Par ailleurs, Jeremy Solamaley a donné du fil à retordre aux hommes du chef inspecteur Rajesh Moorghen car il avait quitté son domicile en apprenant que la police était à sa recherche. Ce n’est que dans la matinée du jeudi 6 avril qu’il s’est livré à la police de Barkly. Il a comparu devant le tribunal de Rose-Hill le même jour, sous une accusation provisoire de tentative de meurtre, avant d’être reconduit en cellule, la police ayant objecté à sa remise en liberté. Une reconstitution des faits devrait avoir lieu une fois la victime remise de ses blessures.
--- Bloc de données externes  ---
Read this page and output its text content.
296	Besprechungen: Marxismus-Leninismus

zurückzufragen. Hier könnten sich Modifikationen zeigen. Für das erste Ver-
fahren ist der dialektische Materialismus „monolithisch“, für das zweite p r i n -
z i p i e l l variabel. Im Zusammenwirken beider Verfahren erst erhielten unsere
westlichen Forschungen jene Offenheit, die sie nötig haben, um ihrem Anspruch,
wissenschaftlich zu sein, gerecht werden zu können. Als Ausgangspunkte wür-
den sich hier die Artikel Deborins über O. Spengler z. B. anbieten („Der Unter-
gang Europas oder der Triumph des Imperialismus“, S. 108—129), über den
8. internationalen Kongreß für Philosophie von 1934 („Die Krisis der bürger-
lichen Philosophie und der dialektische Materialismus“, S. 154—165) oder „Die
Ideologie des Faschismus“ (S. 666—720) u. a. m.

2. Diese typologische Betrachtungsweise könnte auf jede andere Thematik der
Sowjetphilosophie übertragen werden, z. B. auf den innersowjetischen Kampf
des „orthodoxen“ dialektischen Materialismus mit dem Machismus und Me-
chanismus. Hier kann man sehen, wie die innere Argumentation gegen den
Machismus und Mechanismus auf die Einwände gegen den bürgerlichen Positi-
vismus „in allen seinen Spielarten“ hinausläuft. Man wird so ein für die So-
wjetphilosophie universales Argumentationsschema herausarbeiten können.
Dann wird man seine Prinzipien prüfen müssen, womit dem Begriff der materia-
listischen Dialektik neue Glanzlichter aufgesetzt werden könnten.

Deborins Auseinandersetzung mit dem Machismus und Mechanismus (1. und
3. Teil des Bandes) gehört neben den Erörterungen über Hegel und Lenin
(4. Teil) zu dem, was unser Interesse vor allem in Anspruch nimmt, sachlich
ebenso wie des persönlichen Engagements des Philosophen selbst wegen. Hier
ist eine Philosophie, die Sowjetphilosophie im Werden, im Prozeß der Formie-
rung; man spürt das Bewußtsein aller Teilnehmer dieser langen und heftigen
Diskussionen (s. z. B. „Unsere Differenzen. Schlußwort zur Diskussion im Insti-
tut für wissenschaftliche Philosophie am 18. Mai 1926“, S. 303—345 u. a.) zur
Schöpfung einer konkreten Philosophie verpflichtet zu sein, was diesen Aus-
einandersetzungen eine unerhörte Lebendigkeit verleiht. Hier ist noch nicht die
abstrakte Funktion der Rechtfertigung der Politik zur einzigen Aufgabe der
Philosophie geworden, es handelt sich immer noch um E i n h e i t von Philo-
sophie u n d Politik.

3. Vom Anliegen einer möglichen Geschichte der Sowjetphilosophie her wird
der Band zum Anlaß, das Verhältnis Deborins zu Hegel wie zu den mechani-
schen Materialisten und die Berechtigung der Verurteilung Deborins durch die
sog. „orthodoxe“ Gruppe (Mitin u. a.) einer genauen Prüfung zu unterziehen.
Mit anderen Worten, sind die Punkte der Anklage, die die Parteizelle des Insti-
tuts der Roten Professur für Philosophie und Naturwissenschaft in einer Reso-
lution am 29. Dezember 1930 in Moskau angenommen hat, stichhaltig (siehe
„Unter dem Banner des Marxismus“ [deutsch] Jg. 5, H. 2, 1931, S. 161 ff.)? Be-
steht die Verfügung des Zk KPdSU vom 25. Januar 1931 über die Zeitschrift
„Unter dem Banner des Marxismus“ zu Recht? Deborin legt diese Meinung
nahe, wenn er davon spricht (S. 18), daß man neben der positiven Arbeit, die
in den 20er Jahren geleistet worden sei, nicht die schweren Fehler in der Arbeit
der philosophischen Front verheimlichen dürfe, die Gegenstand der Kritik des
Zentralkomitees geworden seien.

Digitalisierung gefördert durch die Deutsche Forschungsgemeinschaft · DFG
Consciente d’avoir échappé à la mort, Emily demande aux autres personnes subissant le même sort de «ne pas se voiler la face» : «Il ne faut pas vous imaginer que lorsque c’est arrivé une fois, cela n’arrivera pas à nouveau. Cessez de trouver des excuses à votre partenaire. Si zot pou pardonn li, li pou kontigne ziska zot perdi zot lavi.»